Sculpture représentant un Ludki (Sellesen, Allemagne)

Ce sont de petits êtres, semblables à des nains ou des lutins, décrits souvent comme ridés, barbus, portant des habits traditionnels anciens ou rustiques. Ils vivent sous terre, dans des collines ou parfois dans les forêts, à l’écart des humains.

Selon les anciennes croyances, les Ludkis étaient de petites créatures agréables, naïves et bienveillantes. Jadis, ils vivaient à la surface – dans des cavernes, sous les arbres ou dans des cavités, toujours dissimulés sous la terre. Ils avaient leurs foyers, cuisinaient dans des bols et pots d’argile, et confectionnaient leur propre pain. Ces derniers s’exprimaient via des phrases négatives – ainsi, dire « Nous ne voulons pas emprunter votre cuve à pain » voulait en réalité signifier « Nous en avons vraiment besoin ». Ils venaient parfois frapper à la porte des maisons pour emprunter un ustensile. Celui qui comprenait leur manière subtile de parler recevait un petit pain en retour, comme remerciement. On raconte aussi que les Ludkis aidaient les femmes du foyer en nettoyant les maisons pendant la nuit.  Avec l’implantation du christianisme en Lusace, le son strident des cloches d’église les terrifia : ne pouvant tolérer ces bruits, ils s’enfuirent sous terre – et disparurent complètement.

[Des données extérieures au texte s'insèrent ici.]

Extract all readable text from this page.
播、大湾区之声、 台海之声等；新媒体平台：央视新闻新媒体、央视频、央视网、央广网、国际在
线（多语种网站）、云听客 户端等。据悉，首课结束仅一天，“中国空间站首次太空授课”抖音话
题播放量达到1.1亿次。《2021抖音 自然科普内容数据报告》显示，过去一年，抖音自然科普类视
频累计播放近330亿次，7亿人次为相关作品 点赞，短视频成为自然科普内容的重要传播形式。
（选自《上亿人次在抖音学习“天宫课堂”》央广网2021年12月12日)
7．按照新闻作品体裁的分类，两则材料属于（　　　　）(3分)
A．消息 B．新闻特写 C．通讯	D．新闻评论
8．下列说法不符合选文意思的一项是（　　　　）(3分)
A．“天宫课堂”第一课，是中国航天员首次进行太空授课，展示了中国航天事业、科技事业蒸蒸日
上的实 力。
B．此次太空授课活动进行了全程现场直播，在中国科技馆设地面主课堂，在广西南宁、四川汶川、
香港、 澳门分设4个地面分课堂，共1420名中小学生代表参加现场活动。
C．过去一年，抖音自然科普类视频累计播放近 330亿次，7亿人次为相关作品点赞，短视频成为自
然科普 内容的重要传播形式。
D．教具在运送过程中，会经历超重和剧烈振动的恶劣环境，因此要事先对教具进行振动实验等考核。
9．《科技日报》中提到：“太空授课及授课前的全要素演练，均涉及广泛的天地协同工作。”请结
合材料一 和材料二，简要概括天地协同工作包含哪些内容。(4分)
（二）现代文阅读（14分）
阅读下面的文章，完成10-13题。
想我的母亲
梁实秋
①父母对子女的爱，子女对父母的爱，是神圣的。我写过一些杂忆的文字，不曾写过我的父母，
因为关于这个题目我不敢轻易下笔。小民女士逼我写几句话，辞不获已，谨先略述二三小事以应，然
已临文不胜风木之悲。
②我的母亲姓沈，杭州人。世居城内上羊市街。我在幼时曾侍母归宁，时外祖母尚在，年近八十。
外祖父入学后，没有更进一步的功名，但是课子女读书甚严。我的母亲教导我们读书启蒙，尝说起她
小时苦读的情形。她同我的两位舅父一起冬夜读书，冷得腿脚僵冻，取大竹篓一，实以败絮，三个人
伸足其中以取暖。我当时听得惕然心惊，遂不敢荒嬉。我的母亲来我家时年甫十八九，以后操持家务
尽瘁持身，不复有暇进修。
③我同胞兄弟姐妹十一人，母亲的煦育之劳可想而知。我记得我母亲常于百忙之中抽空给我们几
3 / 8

Le chant du cygne du nain allemand

Les légendes des Monts Métallifères (Erzgebirge) racontent que les nains furent chassés par les Sorabes de diverses sortes : en mettant de la ciboule (Lauch) dans le lait ; en installant des marteaux-pilons, des forges (Eisenhämmer) et des « Klippelwerke » (machines à battre le minerai) ; ou encore en comptant les boulettes dans la marmite et les pains dans le four. On dit pourtant qu’ils reviendront : « quand les marteaux auront cessé de frapper ».

Un récit sur le sort du dernier roi des nains est à ce titre frappant : « Autrefois, de nombreux nains habitaient une cavité souterraine à Scheibenberg, et leur roi s’appelait Oronomossan. Ils ne mesuraient pas plus de deux pieds de haut (environ 60 cm) et portaient de petites vestes et culottes très colorées. Il semblait que leur plus grand plaisir était de taquiner les gens, mais ils faisaient aussi beaucoup de bien, surtout aux pauvres et aux personnes pieuses.

Un jour d’hiver, une pauvre jeune fille de Schlettau se rendit dans la forêt située au pied du Scheibenberg pour y ramasser du bois. Là, elle rencontra un petit homme portant une couronne d’or sur la tête : c’était Oronomossan. Il salua la jeune fille et s’écria d’un ton plaintif : « Ah, chère demoiselle, prends-moi dans ton panier ! Je suis si fatigué, il neige, il fait si froid et je ne trouve pas d’abri ! Emmène-moi chez toi, je t’en supplie ! » La jeune fille ne connaissait pas ce roi des nains, mais il suppliait avec tant d’insistance qu’elle finit par le mettre dans son panier à dos et recouvrit celui-ci de son tablier pour que la neige ne tombe pas sur sa tête. Elle hissa ensuite le panier sur ses épaules et prit le chemin du retour. Mais le petit homme était aussi lourd qu’un quintal, et elle dut mobiliser toute sa force pour ne pas être écrasée sous le poids. Arrivée chez elle, haletante, elle déposa le panier et souleva le tablier pour voir le petit homme… Mais qui pourrait décrire son étonnement ? le nain avait disparu, et à sa place, dans le panier, se trouvait un gros lingot d’argent pur!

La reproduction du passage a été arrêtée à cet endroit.